Kurikulum Merdeka adalah kurikulum dengan pembelajaran intrakurikuler yang beragam di mana konten akan lebih optimal agar peserta didik memiliki cukup waktu untuk mendalami konsep dan menguatkan kompetensi. Guru memiliki keleluasaan untuk memilih berbagai perangkat ajar sehingga pembelajaran dapat disesuaikan dengan kebutuhan belajar dan minat peserta didik.

Projek untuk menguatkan pencapaian profil pelajar Pancasila dikembangkan berdasarkan tema tertentu yang ditetapkan oleh pemerintah. Projek tersebut tidak diarahkan untuk mencapai target capaian pembelajaran tertentu, sehingga tidak terikat pada konten mata pelajaran.

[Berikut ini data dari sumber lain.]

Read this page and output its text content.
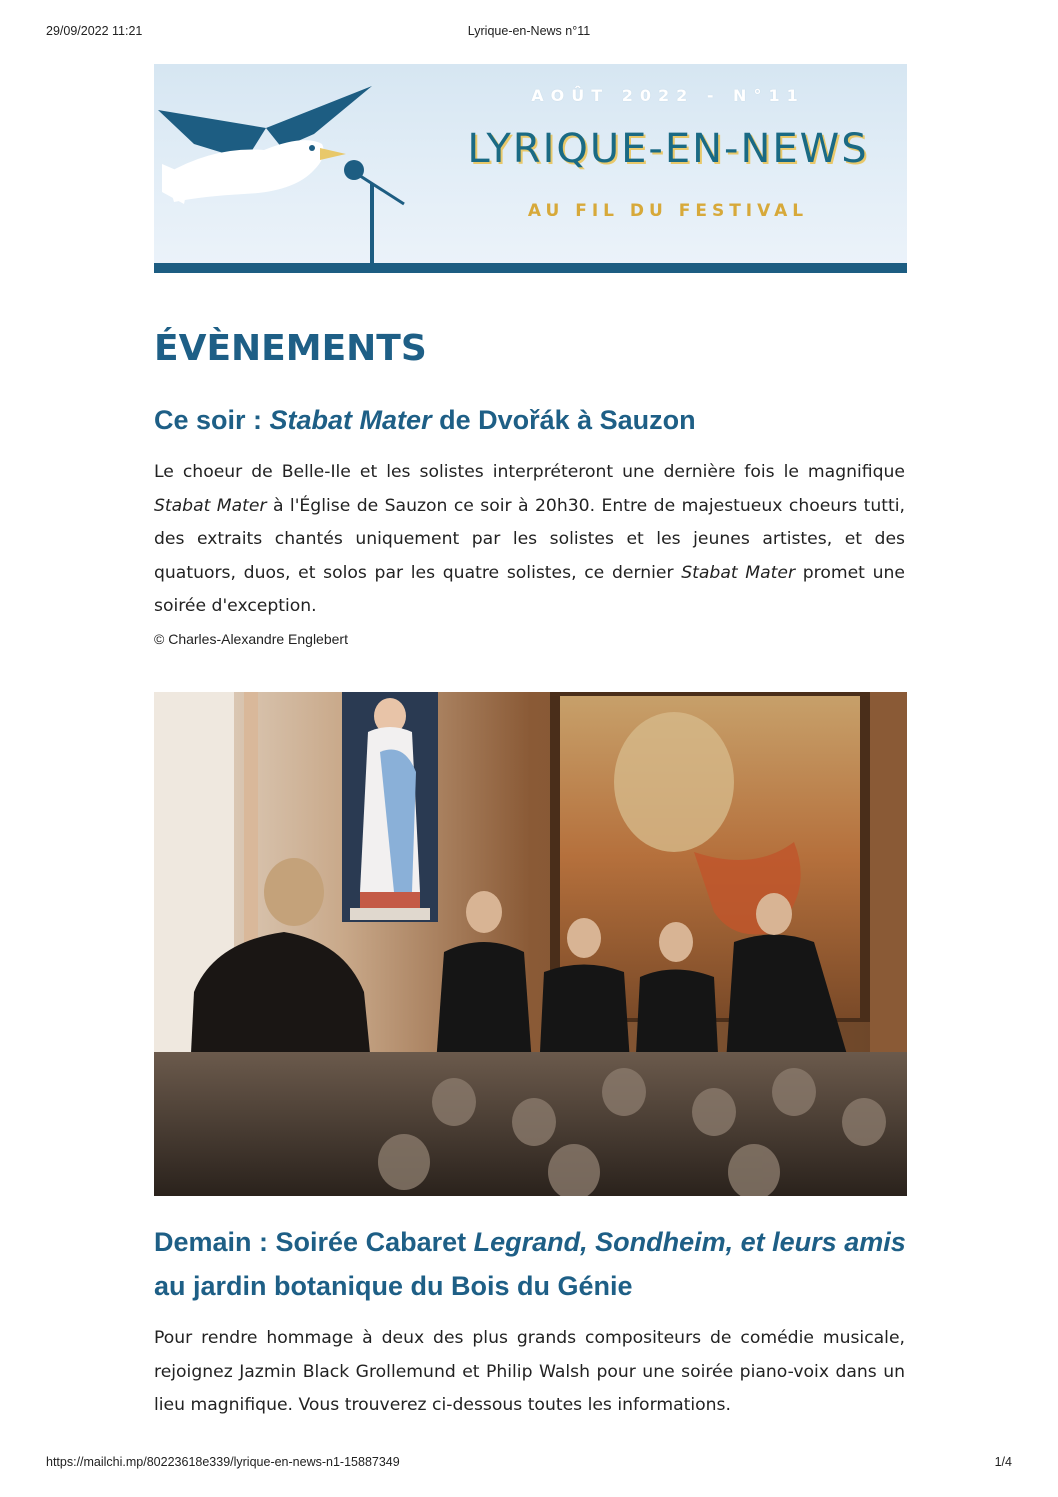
29/09/2022 11:21	Lyrique-en-News n°11
AOÛT 2022 - N°11
LYRIQUE-EN-NEWS
AU FIL DU FESTIVAL
ÉVÈNEMENTS
Ce soir : Stabat Mater de Dvořák à Sauzon

Le choeur de Belle-Ile et les solistes interpréteront une dernière fois le magnifique Stabat Mater à l'Église de Sauzon ce soir à 20h30. Entre de majestueux choeurs tutti, des extraits chantés uniquement par les solistes et les jeunes artistes, et des quatuors, duos, et solos par les quatre solistes, ce dernier Stabat Mater promet une soirée d'exception.

© Charles-Alexandre Englebert

Demain : Soirée Cabaret Legrand, Sondheim, et leurs amis au jardin botanique du Bois du Génie

Pour rendre hommage à deux des plus grands compositeurs de comédie musicale, rejoignez Jazmin Black Grollemund et Philip Walsh pour une soirée piano-voix dans un lieu magnifique. Vous trouverez ci-dessous toutes les informations.

https://mailchi.mp/80223618e339/lyrique-en-news-n1-15887349	1/4
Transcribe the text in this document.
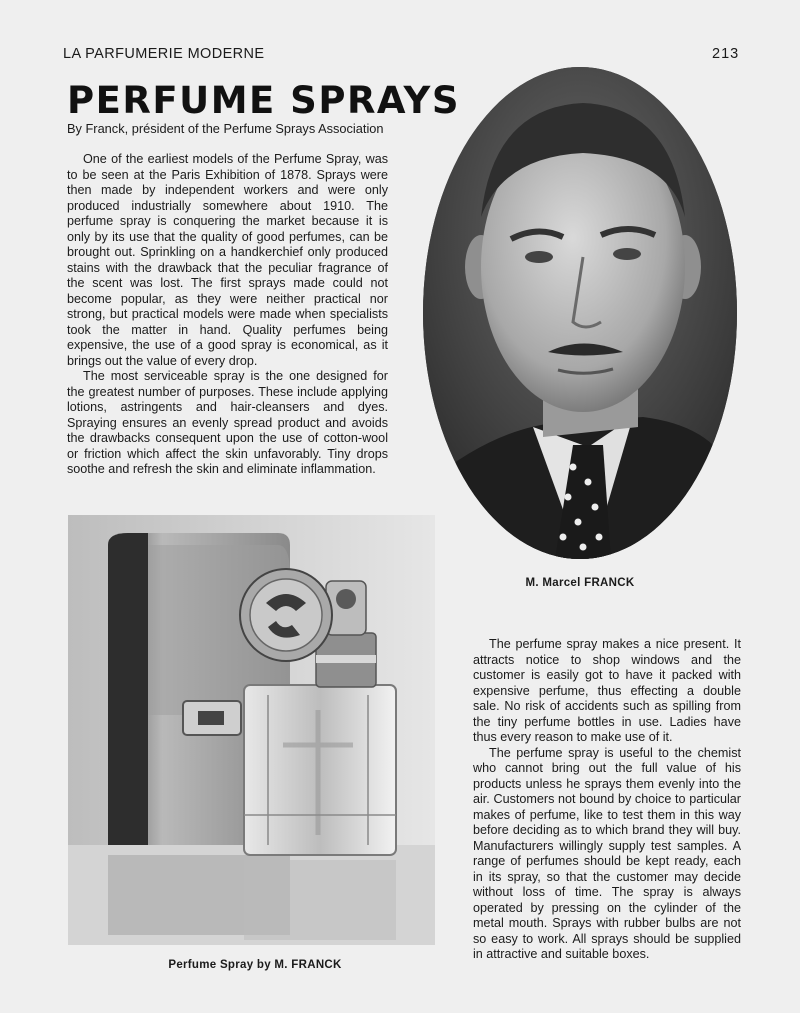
LA PARFUMERIE MODERNE	213
PERFUME SPRAYS
By Franck, président of the Perfume Sprays Association

One of the earliest models of the Perfume Spray, was to be seen at the Paris Exhibition of 1878. Sprays were then made by independent workers and were only produced industrially somewhere about 1910. The perfume spray is conquering the market because it is only by its use that the quality of good perfumes, can be brought out. Sprinkling on a handkerchief only produced stains with the drawback that the peculiar fragrance of the scent was lost. The first sprays made could not become popular, as they were neither practical nor strong, but practical models were made when specialists took the matter in hand. Quality perfumes being expensive, the use of a good spray is economical, as it brings out the value of every drop.

The most serviceable spray is the one designed for the greatest number of purposes. These include applying lotions, astringents and hair-cleansers and dyes. Spraying ensures an evenly spread product and avoids the drawbacks consequent upon the use of cotton-wool or friction which affect the skin unfavorably. Tiny drops soothe and refresh the skin and eliminate inflammation.

M. Marcel FRANCK
Perfume Spray by M. FRANCK

The perfume spray makes a nice present. It attracts notice to shop windows and the customer is easily got to have it packed with expensive perfume, thus effecting a double sale. No risk of accidents such as spilling from the tiny perfume bottles in use. Ladies have thus every reason to make use of it.

The perfume spray is useful to the chemist who cannot bring out the full value of his products unless he sprays them evenly into the air. Customers not bound by choice to particular makes of perfume, like to test them in this way before deciding as to which brand they will buy. Manufacturers willingly supply test samples. A range of perfumes should be kept ready, each in its spray, so that the customer may decide without loss of time. The spray is always operated by pressing on the cylinder of the metal mouth. Sprays with rubber bulbs are not so easy to work. All sprays should be supplied in attractive and suitable boxes.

3. Mengapa kita memerlukan Kurikulum Merdeka?

Berbagai studi nasional maupun internasional menunjukkan bahwa Indonesia telah mengalami krisis pembelajaran (learning crisis) yang cukup lama. Studi-studi tersebut menunjukkan bahwa banyak dari anak-anak Indonesia yang tidak mampu memahami bacaan sederhana atau menerapkan konsep matematika dasar.

Temuan itu juga juga memperlihatkan kesenjangan pendidikan yang curam di antarwilayah dan kelompok sosial di Indonesia. Keadaan ini kemudian semakin parah akibat merebaknya pandemi Covid-19. Untuk mengatasi krisis dan berbagai tantangan tersebut, maka kita memerlukan perubahan yang sistemik, salah satunya melalui kurikulum. Kurikulum menentukan materi yang diajarkan di kelas.

Kurikulum juga mempengaruhi kecepatan dan metode mengajar yang digunakan guru untuk memenuhi kebutuhan peserta didik. Untuk itulah Kemendikbudristek mengembangkan Kurikulum Merdeka sebagai bagian penting dalam upaya memulihkan pembelajaran dari krisis yang sudah lama kita alami.

4. Apa pergantian ini tidak terlalu cepat? Kesannya seperti "Ganti Menteri Ganti Kurikulum".

Kita perlu memahami dua perbedaan sebelum berbicara tentang pergantian kurikulum, yakni antara kerangka kurikulum nasional dan kurikulum tingkat satuan pendidikan. Kurikulum nasional merupakan kurikulum yang ditetapkan pemerintah sebagai acuan para guru untuk menyusun kurikulum di tingkat satuan pendidikan. Sedangkan, kurikulum tingkat satuan pendidikan merupakan kurikulum yang seharusnya secara periodik dievaluasi dan diperbaiki agar sesuai dengan perubahan karakteristik peserta didik serta perkembangan isu kontemporer.

Kerangka kurikulum nasional harus memberikan ruang inovasi dan kemerdekaan, sehingga dapat dan harus dikembangkan lebih lanjut oleh masingmasing sekolah. Pada Intinya, kerangka kurikulum nasional seharusnya relatif ajeg, tidak cepat berubah, tapi memungkinkan adaptasi dan perubahan yang cepat di tingkat sekolah. Inilah yang Kemendikbudristek lakukan dengan merancang Kurikulum Merdeka.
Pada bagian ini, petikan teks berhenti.